Sur la route, un véhicule équipé de haut-parleurs crachait des instructions aux insurgés. «N'allez pas au front devant l'armée. Le pétrole est entre nos mains», vociférait la voix dans le haut-parleur, laissant entendre que le village de Ben Jawad, où les combats dimanche ont fait au moins 12 morts et plus de 50 blessés, ne valait pas un tel sacrifice.

A Misrata, 3e ville du pays, tenue par l'opposition à 150 km à l'est de Tripoli, les combats dimanche ont fait 21 morts, dont un garçon de 2 ans et demi, et plus de 90 blessés, selon un médecin précisant que l'immense majorité des victimes étaient des civils.

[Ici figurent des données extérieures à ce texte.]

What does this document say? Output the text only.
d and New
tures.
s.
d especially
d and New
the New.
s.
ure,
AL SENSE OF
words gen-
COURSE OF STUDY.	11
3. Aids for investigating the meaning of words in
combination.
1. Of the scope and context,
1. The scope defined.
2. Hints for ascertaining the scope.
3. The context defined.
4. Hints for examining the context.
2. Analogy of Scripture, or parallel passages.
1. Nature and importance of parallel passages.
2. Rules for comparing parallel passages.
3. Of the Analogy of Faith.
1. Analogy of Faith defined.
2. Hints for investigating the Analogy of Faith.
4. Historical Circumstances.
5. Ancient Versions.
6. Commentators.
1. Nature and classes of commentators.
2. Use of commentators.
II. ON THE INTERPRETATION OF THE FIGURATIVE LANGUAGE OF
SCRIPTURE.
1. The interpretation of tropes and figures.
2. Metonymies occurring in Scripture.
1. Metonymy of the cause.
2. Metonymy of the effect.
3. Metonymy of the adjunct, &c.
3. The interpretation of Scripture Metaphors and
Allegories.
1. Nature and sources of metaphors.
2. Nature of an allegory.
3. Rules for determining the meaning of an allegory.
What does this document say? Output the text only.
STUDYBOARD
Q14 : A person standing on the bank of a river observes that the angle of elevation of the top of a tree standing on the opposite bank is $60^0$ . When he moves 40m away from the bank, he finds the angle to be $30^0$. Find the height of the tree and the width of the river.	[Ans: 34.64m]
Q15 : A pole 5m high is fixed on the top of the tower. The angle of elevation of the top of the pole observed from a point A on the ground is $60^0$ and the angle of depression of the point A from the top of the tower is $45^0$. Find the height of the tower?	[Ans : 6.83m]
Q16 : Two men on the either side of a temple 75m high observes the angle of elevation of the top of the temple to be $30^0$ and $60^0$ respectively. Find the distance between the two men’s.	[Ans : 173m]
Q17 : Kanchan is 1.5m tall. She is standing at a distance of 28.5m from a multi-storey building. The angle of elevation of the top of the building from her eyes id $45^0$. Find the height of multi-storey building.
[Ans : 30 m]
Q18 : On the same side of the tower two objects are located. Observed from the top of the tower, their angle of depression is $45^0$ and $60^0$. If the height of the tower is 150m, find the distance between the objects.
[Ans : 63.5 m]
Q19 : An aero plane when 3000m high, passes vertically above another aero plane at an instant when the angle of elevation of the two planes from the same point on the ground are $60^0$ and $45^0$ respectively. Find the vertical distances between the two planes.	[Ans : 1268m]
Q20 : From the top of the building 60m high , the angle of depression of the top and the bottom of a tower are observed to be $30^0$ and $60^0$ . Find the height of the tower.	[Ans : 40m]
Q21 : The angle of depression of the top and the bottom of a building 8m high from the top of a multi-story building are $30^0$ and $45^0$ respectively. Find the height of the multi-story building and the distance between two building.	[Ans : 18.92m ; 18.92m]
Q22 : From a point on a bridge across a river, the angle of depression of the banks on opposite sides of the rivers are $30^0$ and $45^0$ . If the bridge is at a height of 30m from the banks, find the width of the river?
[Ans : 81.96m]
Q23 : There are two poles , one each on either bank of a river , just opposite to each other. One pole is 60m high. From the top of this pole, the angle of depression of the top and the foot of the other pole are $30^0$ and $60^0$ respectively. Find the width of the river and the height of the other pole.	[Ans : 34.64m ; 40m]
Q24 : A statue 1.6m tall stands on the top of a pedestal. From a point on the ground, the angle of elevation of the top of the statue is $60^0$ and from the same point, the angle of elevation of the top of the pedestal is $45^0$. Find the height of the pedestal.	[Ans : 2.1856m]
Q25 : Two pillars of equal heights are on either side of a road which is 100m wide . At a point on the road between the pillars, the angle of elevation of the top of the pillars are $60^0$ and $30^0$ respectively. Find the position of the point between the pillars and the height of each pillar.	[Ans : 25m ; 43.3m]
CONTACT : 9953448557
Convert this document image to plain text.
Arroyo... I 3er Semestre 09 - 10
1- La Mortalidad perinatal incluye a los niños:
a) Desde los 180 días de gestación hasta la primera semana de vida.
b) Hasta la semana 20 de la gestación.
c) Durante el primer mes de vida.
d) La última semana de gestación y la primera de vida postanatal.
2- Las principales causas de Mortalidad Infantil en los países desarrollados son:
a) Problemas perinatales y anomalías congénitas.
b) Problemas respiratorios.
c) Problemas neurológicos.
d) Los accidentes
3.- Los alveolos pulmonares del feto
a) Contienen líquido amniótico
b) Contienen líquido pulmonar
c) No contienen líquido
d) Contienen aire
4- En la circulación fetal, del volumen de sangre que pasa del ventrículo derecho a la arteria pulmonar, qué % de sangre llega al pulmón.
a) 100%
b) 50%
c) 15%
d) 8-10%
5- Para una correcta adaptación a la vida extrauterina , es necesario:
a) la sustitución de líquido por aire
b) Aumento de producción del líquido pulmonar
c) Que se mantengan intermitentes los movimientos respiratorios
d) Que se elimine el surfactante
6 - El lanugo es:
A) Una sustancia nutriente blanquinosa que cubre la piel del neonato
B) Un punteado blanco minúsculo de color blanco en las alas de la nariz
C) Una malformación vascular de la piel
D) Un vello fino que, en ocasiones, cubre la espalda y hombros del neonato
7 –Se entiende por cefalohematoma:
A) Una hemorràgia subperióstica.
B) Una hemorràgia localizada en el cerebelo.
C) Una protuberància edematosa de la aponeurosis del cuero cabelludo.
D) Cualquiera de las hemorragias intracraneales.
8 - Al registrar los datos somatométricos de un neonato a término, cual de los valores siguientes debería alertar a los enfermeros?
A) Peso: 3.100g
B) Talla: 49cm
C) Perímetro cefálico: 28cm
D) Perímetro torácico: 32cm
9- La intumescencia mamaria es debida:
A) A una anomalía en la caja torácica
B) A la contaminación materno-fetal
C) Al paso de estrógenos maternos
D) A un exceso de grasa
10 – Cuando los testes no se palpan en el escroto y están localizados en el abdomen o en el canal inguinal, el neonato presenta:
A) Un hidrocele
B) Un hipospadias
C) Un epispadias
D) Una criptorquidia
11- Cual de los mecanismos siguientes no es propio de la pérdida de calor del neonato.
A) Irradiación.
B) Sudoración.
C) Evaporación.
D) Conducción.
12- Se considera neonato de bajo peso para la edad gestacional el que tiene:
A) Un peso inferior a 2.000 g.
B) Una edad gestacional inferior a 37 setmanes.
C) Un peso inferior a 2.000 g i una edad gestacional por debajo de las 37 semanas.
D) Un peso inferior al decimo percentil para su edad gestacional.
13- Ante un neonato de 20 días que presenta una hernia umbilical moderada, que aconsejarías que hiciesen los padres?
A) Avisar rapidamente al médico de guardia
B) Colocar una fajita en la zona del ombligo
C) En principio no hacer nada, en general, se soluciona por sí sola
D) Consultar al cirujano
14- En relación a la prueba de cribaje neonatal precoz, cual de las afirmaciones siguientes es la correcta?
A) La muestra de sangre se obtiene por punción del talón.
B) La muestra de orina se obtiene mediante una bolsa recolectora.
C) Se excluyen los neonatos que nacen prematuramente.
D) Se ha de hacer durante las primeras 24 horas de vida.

Les forces pro-Kadhafi ont attaqué la ville à l'arme lourde pendant toute la journée, a raconté le médecin. «Ils ont tiré sur des civils et des bâtiments. Les rebelles ont riposté et réussi à pousser les forces de Kadhafi hors de la ville», a-t-il ajouté.

L'ONU a demandé dimanche un accès d'urgence aux victimes «blessées et mourantes» de ces bombardements, et a lancé lundi un appel de fonds de 160 millions de dollars pour aider les victimes.

A Washington, la pression montait autour du président Obama pour fournir une assistance militaire aux insurgés et neutraliser l'aviation libyenne, soit par une zone d'interdiction aérienne, soit par une destruction des pistes des aéroports.

«Je veux envoyer un message très clair aux collaborateurs du colonel Kadhafi. C'est à eux qu'il revient de choisir comment ils vont agir à l'avenir. Ils devront rendre des comptes», a souligné M. Obama.

Les diplomates français et britanniques travaillent sur un projet de résolution des Nations unies établissant une zone d'exclusion aérienne et veulent le présenter dans la semaine, a indiqué un diplomate onusien.

Le secrétaire général de l'Otan, Anders Fogh Rasmussen, a estimé que les attaques contre des civils en Libye pouvaient être considérées comme des crimes contre l'humanité et que la communauté internationale ne pourrait pas rester passive si elles se poursuivaient.

Il a cependant répété que l'Otan n'avait «pas l'intention d'intervenir» sans mandat de l'ONU.

Les monarchies arabes du Golfe ont appelé lundi le Conseil de sécurité de l'Onu à «intervenir pour sauver le peuple libyen», alors que la Russie s'est dite opposée à toute ingérence militaire étrangère en Libye.

Après une première série de sanctions incluant un gel des avoirs et une interdiction de visa pour 26 responsables libyens, l'Union européenne vise désormais la Libyan Investment Authority (LIA), fonds souverain du gouvernement libyen.

L'Italie a annoncé avoir établi des contacts «discrets» avec le Conseil national de l'opposition. En revanche, une «équipe diplomatique britannique» venue établir des contacts à Benghazi a dû quitter le pays après avoir été arrêtée et détenue plusieurs jours par l'opposition, qui lui a reproché d'être entrée dans le pays «de manière non officielle et sans aucun accord préalable».

Plus de 191 000 personnes ont fui à ce jour les violences et environ 10 000 personnes déplacées se dirigeaient vers la frontière égyptienne, selon l'ONU.

Les tensions en Libye, qui détient les plus importantes réserves de pétrole d'Afrique, ont continué de se répercuter sur les marchés. Les prix du pétrole grimpaient fortement lundi en cours d'échanges européens, et se hissaient à New York à un nouveau sommet depuis septembre 2008.